Sua obra que de início apresentava ligações estéticas com a pop, passou fluidamente por pesquisas conceituais, de campos de cor e apropriações do construtivismo. Contudo, padrões que a priori remetem à arte pop, como imagens retiradas de periódicos, cartoon, cartazes, tipo de impressão, e o uso de pinceladas em forma de retículas, continuaram presentes em sua produção, mesmo por que uma forma interessante de se abordar o cotidiano é se valer do repertório imagético deste. O que o distancia dos artistas pop, no entanto, inicialmente é a sua abordagem mais contundente dos temas, abordagem esta inundada de um caráter contestatório, que o tornou um dos artistas mais ativos não só na história da arte, mas na história de seu tempo. Para além desta percepção, a distinção fica clara ao perceber que seu estilo não é engessado, sua única constante é a experimentação. Ele transita entre pintura, desenho, fotografia, colagem, diversos tipos de impressão, se vale da palavra escrita, e mesmo sua utilização das retículas, tão caras à pop, se faz de maneira transcendental, eu diria, pois ela deixa de ser recurso pictórico para se transfigurar em matéria plástica, em mais um elemento a ser pesquisado, experimentado e extrapolado.
Sedução de Filme
O que chamou minha atenção foi o fato de encontrar beleza em meio a comentários agudos acerca da crueza de nossa sociedade. Cores vibrantes e lindas formas coexistem com mendigos e cenas de destruição. Uma combinação de sensações díspares coincidia com a impossibilidade de se categorizar Polke, um artista tão múltiplo quanto a própria arte contemporânea.
A curadoria caprichosa de Teixeira Coelho e Tereza de Arruda facilitou a fruição, com um texto de apresentação impecável e salas que conseguiram separar em nichos, na medida do possível, a grandiosa produção mostrada. Grandiosa tanto em qualidade quanto em quantidade, já que contava com mais de 200 trabalhos, incluindo os originais da série Day by Day, premiada na XIII Bienal de Arte de São Paulo, quando apresentada em formato menor, e que configura um espetáculo cítrico à parte.

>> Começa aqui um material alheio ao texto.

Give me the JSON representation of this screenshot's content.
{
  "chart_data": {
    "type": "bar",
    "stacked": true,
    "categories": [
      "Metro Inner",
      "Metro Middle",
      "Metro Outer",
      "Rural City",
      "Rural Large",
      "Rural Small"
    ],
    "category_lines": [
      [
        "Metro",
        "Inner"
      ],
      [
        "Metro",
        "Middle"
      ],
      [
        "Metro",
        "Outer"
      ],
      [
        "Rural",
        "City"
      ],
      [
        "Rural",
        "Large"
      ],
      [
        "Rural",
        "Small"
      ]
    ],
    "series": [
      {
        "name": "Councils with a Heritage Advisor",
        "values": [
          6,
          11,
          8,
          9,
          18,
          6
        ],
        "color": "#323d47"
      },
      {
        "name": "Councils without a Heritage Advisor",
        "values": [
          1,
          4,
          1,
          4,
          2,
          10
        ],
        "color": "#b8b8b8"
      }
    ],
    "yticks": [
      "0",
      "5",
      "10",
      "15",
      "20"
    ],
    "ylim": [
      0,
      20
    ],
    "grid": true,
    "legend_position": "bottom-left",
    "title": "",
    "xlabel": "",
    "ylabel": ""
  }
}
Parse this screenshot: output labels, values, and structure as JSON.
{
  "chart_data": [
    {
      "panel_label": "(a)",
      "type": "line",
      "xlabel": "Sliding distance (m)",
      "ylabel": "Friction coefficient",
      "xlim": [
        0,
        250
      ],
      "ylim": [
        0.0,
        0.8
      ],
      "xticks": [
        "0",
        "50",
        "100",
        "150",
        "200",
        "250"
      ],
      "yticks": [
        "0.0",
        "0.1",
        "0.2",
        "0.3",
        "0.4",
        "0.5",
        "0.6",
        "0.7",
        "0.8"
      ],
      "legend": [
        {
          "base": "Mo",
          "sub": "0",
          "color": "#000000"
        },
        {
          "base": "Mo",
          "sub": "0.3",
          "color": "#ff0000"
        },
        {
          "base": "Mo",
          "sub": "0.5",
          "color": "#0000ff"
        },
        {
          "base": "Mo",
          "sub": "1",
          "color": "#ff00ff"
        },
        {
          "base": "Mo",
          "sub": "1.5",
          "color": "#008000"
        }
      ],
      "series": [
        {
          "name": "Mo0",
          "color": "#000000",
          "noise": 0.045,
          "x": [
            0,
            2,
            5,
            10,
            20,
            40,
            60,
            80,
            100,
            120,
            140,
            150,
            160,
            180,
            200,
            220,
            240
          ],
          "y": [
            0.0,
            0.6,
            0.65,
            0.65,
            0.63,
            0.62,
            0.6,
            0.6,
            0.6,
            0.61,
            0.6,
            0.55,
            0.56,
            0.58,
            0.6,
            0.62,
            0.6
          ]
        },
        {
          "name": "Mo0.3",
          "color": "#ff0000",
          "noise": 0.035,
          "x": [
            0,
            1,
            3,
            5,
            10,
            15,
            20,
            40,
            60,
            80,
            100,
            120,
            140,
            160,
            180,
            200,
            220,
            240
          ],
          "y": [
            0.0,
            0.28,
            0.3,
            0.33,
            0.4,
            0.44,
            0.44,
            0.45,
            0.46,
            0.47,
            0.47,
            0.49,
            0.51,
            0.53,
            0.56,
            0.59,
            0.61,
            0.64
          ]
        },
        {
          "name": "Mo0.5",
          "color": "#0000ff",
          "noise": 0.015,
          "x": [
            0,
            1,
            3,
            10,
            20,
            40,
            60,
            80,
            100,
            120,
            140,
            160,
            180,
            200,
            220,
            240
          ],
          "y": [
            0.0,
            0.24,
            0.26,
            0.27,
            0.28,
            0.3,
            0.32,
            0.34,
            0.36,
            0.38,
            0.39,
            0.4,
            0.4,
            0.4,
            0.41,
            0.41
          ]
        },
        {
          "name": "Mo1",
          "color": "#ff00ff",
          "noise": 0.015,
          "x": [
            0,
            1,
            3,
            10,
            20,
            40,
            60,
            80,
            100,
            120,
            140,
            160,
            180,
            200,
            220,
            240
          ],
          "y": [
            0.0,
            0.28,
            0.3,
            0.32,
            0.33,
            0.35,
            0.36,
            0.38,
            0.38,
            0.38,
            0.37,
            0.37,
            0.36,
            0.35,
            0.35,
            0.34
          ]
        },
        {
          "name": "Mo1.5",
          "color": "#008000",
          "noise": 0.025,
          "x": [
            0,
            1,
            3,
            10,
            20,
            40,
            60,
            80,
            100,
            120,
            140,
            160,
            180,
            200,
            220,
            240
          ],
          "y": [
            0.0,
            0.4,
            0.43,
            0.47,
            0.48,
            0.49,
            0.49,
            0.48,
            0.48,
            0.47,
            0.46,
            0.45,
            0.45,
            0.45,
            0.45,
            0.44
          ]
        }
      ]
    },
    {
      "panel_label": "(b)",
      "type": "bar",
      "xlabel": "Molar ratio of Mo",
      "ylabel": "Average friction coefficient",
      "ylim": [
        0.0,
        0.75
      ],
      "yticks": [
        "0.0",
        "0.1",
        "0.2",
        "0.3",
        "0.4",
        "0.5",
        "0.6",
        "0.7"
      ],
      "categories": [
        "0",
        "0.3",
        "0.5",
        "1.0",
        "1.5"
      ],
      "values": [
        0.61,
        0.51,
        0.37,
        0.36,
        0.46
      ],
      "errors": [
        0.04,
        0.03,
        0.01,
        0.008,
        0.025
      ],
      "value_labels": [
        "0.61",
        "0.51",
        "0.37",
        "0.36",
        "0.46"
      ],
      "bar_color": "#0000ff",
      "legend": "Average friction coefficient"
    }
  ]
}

         A única ressalva que faço é para a falta de tradução de alguns trechos – o que ocorre em todas as exposições que já fui – já que a palavra é parte importante da obra de Polke. Mas, nem de longe, este fato atrapalhou o desempenho da mostra, que possibilitou aos brasileiros um encontro inesquecível com um dos ícones da arte alemã.
         Quem ainda não viu a exposição corra que ainda dá tempo! Ela fica em cartaz até o dia 29 de janeiro.